Jiao is not alone. Prospective home buyers are reeling from a series of measures put in place by the Chinese government to curb rocketing prices amid persistent fears about a ballooning bubble in the real estate sector.

Authorities have tightened restrictions nationwide on advance sales of new property developments, introduced new curbs on loans for third home purchases and raised minimum down payments for second homes.

The Beijing city government has gone even further, limiting families to one new apartment purchase and barring people who have not paid taxes or made social security contributions in the city for one year from getting home loans.

"Sellers have started to lower the prices," said Hu Jinghui, vice general manager of 5i5j, a real estate agency chain that has around 600 outlets in eight cities across China.

"But the buyers are still waiting."

At the Beijing Real Estate Expo last month, the average price of a new apartment in the city was around 21,164 yuan (3,100 dollars) per square metre, double that of last year, state media said.

That means a 90-square-metre (970-square-foot) apartment in Beijing would cost 1.9 million yuan, compared with the average per capita income of 26,738 yuan in 2009.

Since the capital put in place the austerity measures on April 30, prices have dropped an average 10-15 percent, with the number of home purchases slumping by 50 percent, according to Hu.

Jack Guan, a securities firm executive from the coastal city of Qingdao, searched last year on the outskirts of Beijing for his first home, but said he could not make a deal as prices "went insane".

"I am going to wait and see. I think this is an approach that many people have adopted as now there is a possibility for a price cut," said the 27-year-old.

"It will not cost me much if I wait for another two years."

In 2008, China also introduced a range of policies to dampen the market frenzy, but a government stimulus package to prop up the economy during the financial crisis quickly negated any progress made.

The new measures so far seemed to have had a limited effect, as official data showed Tuesday that prices in major Chinese cities rose 12.8 percent in April, a double-digit rise for the third straight month.

Experts also said the rules contained apparent loopholes that could be exploited by speculators.

China lacks a nationwide database on property sales, which means banks have no way of checking if mortgage applicants already own apartments in other cities.

And higher down payments will have little impact on speculators who mostly pay the full value of properties in cash.

State media reported Friday that people are even briefly resorting to divorce to acquire a second property, taking advantage of lower down payment and interest rate benefits offered to first-time buyers before remarrying.

Jiao said she was often told the properties she was interested in were sold out, leading her to suspect the developers were hoarding to keep prices high.

"The government has always been saying they would keep the policy unchanged. But they changed it whenever they wanted. We ordinary people just cannot do anything," she said.

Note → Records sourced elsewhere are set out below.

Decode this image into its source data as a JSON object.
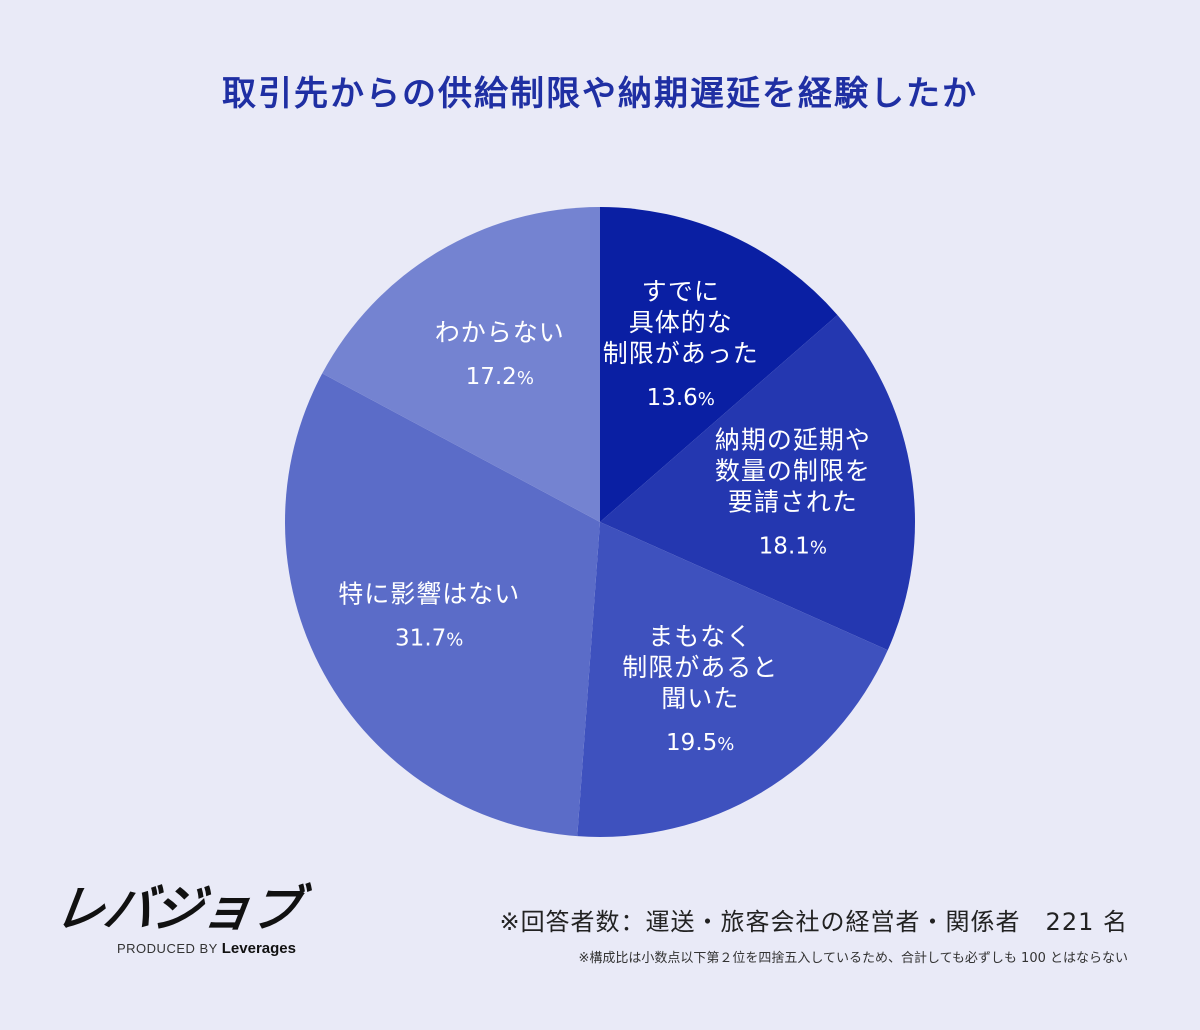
{
  "chart_data": {
    "type": "pie",
    "title": "取引先からの供給制限や納期遅延を経験したか",
    "start_angle_deg": 0,
    "direction": "clockwise",
    "slices": [
      {
        "label_lines": [
          "すでに",
          "具体的な",
          "制限があった"
        ],
        "value": 13.6,
        "value_text": "13.6",
        "unit": "%",
        "color": "#0a1fa3"
      },
      {
        "label_lines": [
          "納期の延期や",
          "数量の制限を",
          "要請された"
        ],
        "value": 18.1,
        "value_text": "18.1",
        "unit": "%",
        "color": "#2437b0"
      },
      {
        "label_lines": [
          "まもなく",
          "制限があると",
          "聞いた"
        ],
        "value": 19.5,
        "value_text": "19.5",
        "unit": "%",
        "color": "#3e51be"
      },
      {
        "label_lines": [
          "特に影響はない"
        ],
        "value": 31.7,
        "value_text": "31.7",
        "unit": "%",
        "color": "#5b6cc8"
      },
      {
        "label_lines": [
          "わからない"
        ],
        "value": 17.2,
        "value_text": "17.2",
        "unit": "%",
        "color": "#7483d1"
      }
    ]
  },
  "brand": {
    "logo_text": "レバジョブ",
    "produced_by": "PRODUCED BY",
    "company": "Leverages"
  },
  "notes": {
    "respondents": "※回答者数：運送・旅客会社の経営者・関係者　221 名",
    "rounding": "※構成比は小数点以下第２位を四捨五入しているため、合計しても必ずしも 100 とはならない"
  }
}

Hu however said he believed the government was more determined this time around to hold firm, as prices had become so out of reach for many ordinary Chinese that the measures were needed to keep a lid on social discontent.

Lina Wong, managing director for east and southwest China of real estate firm Colliers International, said even more tough measures could be expected as curbing price rises had become a "political task" for the ruling Communists.

New rules could include a property tax on residential housing to increase the costs for buyers keeping multiple apartments.

The government could also "raise the capital requirements for development or even restructure the fiscal revenue system of local governments to reduce (their) vested interests in land sales", Wong said.

Despite the market chaos, Guan said he was determined to buy, even though he would need his parents' help for the down payment and a tight budget to pay off his mortgage.

"I will not feel that my life is stable unless I have my own apartment," he said. "I will have to buy one before I get married."